Ebook A Delicate Aggression Savagery and Survival in the Iowa Writers' Workshop David O Dowling 9780300215847 Books

By Tanya Richards on Wednesday, May 29, 2019

Ebook A Delicate Aggression Savagery and Survival in the Iowa Writers' Workshop David O Dowling 9780300215847 Books





Product details

  • Hardcover 440 pages
  • Publisher Yale University Press (March 26, 2019)
  • Language English
  • ISBN-10 0300215843




A Delicate Aggression Savagery and Survival in the Iowa Writers' Workshop David O Dowling 9780300215847 Books Reviews


  • This is a canny, deeply-researched, impressive history of the famous Iowa Writers’ Workshop – no easy task. But Dowling pulls it off in an innovative manner. Rather than dealing with a narrow institutional history or a book booming with tales of hard-drinking, he organizes around various authors, from Flannery O’Connor to Ayana Mathis, with W.D. Snodgrass, Robert Lowell, Jane Smiley, Rita Dove, and Anthony Swofford, among others in between. In the narrative, where we follow the progress, and ruts, that each writer faced in the program, we also learn how the experience shaped both writer and work. Dowling never ignores the nexus between institution building, on the part of its directors, and connections with the publishing industry. He also uses particular writers to capture certain issues (Dove, Cisneros, and others for racism or sexism). In many ways, the Workshop, despite some relatively benign teachers such as Marilynne Robinson, comes off as a table for huge egos, often bounteous talents, and mean-spiritedness. Yet, by some sort of Darwinian alchemy, many excellent works and close friendships emerged from the cauldron. Issues of drunkenness, suicide, professionalism, celebrity, genre, and more are engaged via each chapter dealing with an individual who is seen as exemplary of one of those aspects. Some writers are at the top of their game now, Smiley, Mathis, T.C. Boyle, while others never made it big.

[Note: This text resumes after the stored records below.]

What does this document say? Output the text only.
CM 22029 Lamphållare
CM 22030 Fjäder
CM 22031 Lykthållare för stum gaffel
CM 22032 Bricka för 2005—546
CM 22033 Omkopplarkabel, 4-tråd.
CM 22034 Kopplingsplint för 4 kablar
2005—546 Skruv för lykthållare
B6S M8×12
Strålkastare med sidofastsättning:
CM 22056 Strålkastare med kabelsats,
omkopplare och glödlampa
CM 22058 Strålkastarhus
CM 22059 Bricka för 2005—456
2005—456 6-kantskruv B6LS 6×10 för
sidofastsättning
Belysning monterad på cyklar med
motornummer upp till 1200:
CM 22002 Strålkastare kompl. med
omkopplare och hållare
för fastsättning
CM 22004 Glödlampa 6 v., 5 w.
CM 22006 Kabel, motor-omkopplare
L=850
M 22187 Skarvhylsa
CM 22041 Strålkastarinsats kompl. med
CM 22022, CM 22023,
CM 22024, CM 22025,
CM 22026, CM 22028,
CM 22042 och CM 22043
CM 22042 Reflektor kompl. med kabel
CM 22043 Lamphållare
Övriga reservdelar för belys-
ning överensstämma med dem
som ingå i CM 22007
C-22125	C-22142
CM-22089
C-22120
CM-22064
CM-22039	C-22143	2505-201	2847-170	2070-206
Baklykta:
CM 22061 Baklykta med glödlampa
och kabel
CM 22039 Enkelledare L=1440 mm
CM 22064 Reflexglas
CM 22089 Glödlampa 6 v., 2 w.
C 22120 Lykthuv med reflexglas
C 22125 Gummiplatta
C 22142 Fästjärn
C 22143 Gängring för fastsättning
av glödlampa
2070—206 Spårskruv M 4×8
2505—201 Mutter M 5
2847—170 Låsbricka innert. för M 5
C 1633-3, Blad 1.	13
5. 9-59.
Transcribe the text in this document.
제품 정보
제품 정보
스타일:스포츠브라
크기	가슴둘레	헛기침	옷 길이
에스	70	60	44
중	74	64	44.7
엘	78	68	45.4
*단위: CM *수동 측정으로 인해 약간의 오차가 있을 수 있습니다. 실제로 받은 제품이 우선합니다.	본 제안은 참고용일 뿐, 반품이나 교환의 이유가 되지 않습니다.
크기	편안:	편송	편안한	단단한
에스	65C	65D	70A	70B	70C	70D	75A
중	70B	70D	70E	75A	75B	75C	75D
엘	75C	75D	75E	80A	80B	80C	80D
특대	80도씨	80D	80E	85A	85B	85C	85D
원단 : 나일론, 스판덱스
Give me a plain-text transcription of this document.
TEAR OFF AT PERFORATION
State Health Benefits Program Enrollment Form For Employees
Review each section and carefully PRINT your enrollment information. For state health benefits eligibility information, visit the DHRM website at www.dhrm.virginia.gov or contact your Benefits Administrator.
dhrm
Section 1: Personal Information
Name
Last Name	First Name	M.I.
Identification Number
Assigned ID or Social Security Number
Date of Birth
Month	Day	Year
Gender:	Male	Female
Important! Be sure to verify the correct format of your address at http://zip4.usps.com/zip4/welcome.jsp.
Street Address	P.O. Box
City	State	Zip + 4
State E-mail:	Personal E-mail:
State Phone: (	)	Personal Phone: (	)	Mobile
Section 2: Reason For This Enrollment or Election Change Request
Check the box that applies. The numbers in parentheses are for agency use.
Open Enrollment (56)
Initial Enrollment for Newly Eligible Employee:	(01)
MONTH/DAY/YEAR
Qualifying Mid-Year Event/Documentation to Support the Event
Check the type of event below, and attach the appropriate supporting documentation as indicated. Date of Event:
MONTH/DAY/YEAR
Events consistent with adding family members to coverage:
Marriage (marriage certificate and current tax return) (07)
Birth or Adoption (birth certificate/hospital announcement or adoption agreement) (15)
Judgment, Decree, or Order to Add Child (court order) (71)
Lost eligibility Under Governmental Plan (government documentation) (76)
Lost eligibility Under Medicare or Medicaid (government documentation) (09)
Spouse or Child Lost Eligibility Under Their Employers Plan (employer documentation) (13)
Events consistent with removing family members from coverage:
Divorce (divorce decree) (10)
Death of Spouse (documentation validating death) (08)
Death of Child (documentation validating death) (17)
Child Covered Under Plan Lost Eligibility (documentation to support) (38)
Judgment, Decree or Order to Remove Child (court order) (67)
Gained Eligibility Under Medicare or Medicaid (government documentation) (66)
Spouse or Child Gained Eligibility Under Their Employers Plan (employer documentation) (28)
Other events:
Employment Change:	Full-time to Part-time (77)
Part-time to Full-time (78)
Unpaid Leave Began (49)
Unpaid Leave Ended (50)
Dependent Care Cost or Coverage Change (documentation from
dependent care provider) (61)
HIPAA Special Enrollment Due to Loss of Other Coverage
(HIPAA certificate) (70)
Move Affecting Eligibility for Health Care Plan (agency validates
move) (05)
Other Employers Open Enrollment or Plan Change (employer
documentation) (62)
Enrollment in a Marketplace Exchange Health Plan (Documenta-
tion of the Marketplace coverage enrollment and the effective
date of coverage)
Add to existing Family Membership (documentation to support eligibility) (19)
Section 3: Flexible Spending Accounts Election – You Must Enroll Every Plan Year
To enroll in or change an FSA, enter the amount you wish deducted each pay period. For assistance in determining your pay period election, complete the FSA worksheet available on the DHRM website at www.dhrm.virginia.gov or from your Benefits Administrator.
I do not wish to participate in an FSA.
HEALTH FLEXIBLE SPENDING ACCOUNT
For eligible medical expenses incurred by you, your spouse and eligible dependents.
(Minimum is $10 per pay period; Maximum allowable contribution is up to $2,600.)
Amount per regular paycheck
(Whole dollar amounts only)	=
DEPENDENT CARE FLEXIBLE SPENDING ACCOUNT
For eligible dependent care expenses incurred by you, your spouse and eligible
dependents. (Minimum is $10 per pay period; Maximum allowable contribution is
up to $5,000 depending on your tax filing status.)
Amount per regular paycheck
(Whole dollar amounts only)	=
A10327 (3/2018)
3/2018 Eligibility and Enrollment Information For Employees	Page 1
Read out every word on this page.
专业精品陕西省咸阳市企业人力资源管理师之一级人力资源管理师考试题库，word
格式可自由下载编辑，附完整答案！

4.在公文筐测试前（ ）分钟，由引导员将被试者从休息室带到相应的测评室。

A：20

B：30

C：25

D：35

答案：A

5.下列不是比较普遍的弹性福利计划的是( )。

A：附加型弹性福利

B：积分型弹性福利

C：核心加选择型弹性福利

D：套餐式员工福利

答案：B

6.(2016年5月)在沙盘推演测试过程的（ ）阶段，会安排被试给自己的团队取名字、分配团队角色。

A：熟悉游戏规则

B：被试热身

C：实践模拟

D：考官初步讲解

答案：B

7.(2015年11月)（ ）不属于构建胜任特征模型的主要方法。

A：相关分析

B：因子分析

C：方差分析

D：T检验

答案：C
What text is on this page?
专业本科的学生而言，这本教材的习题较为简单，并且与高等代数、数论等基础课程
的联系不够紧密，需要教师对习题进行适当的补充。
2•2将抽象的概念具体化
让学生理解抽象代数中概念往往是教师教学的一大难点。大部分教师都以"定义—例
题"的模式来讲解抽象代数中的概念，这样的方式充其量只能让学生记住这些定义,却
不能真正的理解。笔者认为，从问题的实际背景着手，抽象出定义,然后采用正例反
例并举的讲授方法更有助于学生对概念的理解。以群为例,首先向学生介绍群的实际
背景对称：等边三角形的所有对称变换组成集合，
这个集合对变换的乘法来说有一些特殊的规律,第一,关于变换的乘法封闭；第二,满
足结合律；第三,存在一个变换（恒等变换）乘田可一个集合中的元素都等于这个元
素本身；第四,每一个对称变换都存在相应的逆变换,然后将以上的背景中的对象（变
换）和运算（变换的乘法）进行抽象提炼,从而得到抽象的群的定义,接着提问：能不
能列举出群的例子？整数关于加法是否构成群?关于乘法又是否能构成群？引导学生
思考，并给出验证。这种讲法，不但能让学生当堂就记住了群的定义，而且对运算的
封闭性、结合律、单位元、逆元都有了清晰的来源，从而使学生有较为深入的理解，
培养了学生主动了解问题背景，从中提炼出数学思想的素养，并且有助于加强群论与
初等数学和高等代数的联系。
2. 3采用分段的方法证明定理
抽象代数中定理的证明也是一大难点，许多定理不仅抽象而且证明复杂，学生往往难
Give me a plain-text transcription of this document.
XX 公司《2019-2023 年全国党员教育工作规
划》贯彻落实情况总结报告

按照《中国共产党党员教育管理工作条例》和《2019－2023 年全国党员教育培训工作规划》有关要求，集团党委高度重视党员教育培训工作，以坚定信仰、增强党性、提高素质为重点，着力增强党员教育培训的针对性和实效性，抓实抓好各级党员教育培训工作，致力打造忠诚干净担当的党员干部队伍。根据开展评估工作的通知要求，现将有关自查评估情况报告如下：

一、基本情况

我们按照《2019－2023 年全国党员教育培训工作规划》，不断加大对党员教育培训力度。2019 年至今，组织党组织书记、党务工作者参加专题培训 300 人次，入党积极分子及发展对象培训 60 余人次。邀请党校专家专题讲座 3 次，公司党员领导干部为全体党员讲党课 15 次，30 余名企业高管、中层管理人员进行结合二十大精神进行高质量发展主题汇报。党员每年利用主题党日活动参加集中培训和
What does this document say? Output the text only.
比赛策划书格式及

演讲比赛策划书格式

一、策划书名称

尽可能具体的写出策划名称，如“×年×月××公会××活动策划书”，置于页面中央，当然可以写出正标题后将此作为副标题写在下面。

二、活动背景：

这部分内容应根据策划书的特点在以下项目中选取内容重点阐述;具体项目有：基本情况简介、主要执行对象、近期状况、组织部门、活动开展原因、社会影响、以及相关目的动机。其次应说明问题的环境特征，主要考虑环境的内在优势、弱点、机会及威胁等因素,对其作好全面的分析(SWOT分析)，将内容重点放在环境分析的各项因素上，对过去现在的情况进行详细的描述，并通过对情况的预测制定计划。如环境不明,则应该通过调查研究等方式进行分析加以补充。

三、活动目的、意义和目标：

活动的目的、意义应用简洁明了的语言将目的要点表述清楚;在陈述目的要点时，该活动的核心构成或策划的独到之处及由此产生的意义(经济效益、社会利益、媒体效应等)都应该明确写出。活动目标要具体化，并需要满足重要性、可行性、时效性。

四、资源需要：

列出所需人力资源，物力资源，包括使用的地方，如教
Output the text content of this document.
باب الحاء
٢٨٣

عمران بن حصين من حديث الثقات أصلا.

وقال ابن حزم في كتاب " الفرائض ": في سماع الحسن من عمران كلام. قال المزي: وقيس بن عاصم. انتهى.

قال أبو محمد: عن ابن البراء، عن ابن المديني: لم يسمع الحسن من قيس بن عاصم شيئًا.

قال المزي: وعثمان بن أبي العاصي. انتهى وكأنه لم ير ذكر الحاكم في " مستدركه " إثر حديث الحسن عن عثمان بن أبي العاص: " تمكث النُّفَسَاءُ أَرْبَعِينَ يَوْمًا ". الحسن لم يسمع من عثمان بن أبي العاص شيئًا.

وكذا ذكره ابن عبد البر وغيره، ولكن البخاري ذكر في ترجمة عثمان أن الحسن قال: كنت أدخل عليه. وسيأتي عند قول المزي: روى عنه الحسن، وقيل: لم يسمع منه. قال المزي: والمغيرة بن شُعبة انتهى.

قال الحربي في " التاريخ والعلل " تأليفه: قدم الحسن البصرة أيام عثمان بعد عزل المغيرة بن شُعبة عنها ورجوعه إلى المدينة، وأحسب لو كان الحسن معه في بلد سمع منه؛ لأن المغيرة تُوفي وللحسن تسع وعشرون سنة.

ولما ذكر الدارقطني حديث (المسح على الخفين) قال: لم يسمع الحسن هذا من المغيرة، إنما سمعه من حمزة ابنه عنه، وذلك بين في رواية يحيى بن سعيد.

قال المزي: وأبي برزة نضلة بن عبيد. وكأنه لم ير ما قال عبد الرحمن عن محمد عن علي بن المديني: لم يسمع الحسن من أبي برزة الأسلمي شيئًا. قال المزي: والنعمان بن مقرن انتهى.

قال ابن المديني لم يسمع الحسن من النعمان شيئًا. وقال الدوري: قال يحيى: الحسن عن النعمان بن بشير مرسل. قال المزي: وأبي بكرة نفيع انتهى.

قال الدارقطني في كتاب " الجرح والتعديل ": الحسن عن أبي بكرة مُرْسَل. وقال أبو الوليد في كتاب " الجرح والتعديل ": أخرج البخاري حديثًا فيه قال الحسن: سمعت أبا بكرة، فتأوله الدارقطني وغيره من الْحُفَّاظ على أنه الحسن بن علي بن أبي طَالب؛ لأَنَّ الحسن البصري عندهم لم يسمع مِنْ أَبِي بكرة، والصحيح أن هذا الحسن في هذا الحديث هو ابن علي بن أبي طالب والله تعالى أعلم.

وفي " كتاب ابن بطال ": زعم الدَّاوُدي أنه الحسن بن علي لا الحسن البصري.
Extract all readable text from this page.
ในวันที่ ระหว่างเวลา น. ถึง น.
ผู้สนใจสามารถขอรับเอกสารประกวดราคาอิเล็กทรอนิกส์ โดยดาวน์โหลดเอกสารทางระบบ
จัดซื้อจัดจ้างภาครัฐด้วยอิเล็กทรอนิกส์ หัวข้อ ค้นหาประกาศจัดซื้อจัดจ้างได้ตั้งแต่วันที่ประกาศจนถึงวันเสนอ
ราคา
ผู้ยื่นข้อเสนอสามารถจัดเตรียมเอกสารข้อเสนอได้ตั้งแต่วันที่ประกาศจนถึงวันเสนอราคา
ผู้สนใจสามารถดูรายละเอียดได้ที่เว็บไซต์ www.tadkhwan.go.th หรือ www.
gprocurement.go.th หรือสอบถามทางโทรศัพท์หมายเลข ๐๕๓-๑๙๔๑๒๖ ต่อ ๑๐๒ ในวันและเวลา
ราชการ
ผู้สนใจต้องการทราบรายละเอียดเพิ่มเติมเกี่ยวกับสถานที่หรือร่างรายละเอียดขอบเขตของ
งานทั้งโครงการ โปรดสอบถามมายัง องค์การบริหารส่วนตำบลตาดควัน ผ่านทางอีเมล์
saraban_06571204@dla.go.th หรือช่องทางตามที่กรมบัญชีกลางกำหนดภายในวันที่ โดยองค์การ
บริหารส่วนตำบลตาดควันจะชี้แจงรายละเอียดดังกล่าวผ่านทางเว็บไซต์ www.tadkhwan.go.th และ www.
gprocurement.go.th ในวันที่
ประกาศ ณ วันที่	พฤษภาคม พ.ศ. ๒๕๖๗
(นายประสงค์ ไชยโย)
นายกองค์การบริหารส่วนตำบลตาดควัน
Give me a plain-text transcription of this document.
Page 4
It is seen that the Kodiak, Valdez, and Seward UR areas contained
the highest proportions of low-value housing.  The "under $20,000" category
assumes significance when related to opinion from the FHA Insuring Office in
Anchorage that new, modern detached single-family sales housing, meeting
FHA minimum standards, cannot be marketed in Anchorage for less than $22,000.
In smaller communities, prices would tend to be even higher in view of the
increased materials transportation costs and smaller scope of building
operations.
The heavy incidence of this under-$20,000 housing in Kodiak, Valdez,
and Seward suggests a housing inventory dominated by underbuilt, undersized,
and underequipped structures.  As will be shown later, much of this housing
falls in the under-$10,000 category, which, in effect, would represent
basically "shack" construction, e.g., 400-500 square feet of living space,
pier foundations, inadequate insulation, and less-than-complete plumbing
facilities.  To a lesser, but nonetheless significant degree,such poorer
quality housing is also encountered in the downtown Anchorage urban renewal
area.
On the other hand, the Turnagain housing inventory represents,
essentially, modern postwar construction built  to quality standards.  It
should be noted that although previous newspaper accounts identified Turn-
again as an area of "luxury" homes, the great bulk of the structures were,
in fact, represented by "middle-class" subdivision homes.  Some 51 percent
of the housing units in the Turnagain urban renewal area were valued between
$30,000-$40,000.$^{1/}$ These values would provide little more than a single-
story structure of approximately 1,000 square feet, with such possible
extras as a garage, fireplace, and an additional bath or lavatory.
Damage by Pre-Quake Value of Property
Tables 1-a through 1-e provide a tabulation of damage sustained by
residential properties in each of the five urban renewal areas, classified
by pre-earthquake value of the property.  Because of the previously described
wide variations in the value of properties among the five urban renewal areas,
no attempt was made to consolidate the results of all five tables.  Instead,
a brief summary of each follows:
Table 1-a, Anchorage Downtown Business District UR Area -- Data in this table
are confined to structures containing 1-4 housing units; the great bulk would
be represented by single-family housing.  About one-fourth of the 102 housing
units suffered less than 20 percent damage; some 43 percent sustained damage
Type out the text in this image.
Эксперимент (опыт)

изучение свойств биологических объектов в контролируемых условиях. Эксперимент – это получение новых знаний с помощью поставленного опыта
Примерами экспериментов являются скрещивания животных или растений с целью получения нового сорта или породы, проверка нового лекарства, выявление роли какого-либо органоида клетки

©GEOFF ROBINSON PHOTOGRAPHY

I was especially taken with the work of Marguerite Young who, even in this ecosphere of eccentrics, manages to stand out. For all of its foibles – and Dowling does not pull punches – the impression remains that the Iowa Writers’ Workshop, by hook or by crook, by enmity or prestige, helped to birth some mighty important writing. This book is a must for anyone interested in the institution of writing and various associated issues.